Something that I find very helpful as one begins to learn about boundaries is what I call the “stoplight technique”. This is a tool that will help you begin to formulate some guidelines for yourself. First, you simply need to imagine a stoplight. You might even want to cut out a picture of a stoplight and post it some place where it will be a constant reminder to you of your boundaries.

Green on the stoplight indicates go, or everything is ok, “this feels right”. For example, you are in a friendship where there is open and honest communication. The person has never lied to you and you talk openly about your feelings. Nothing has happened that makes you doubt or question the person.
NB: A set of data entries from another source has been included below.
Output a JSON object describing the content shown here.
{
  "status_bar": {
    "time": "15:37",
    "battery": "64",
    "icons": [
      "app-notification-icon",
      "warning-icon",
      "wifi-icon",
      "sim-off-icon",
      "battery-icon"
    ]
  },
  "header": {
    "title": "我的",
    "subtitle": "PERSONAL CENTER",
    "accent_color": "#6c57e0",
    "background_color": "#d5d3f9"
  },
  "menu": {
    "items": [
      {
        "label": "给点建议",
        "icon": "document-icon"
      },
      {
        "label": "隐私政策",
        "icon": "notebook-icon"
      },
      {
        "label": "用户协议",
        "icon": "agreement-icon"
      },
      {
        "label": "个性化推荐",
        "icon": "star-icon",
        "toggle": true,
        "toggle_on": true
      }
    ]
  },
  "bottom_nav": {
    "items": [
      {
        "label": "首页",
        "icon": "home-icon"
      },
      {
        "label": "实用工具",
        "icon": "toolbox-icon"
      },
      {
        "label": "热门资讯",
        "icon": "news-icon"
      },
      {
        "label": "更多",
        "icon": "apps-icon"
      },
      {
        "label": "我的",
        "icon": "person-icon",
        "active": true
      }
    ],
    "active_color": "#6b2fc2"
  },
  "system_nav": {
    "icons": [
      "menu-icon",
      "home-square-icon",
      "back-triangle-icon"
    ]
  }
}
A yellow light indicates caution. With a yellow light you need to stop and look. If you do not stop and look it could be dangerous but if you look the coast may also be clear. For example, say you’re in a relationship with someone and they have talked about you behind your back. Or, you have just started dating someone and he/she is coming on too strong and seems very frustrated when you want to slow down. If you address the above situation and the person is open, honest and willing to consider his/her part in the problem, then it may be ok to continue going forward. This situation may return to green status. If you talk with the person and they respond with blaming, denial, minimizations, etc., then it would be important that you listen to that yellow warning light and possibly discontinue the relationship or set very strict limits. Most relationships have some minor yellow light situations that need to be worked through. The key is that situations are attended to verses avoided.

Then there is the red light. This is a definite stop. Some examples of this would be if someone steals from you, hurts you physically, sleep with your partner, etc. Certain situations are a clear indication of a serious violation. Setting a limit here can be difficult depending on the relationship you have with the other person.

This stoplight technique is a reminder that you have the right to stop, to use caution or to move forward in a relationship or situation. As you become aware of the red, yellow and green light situations in your life, you will feel more empowered in your relationships.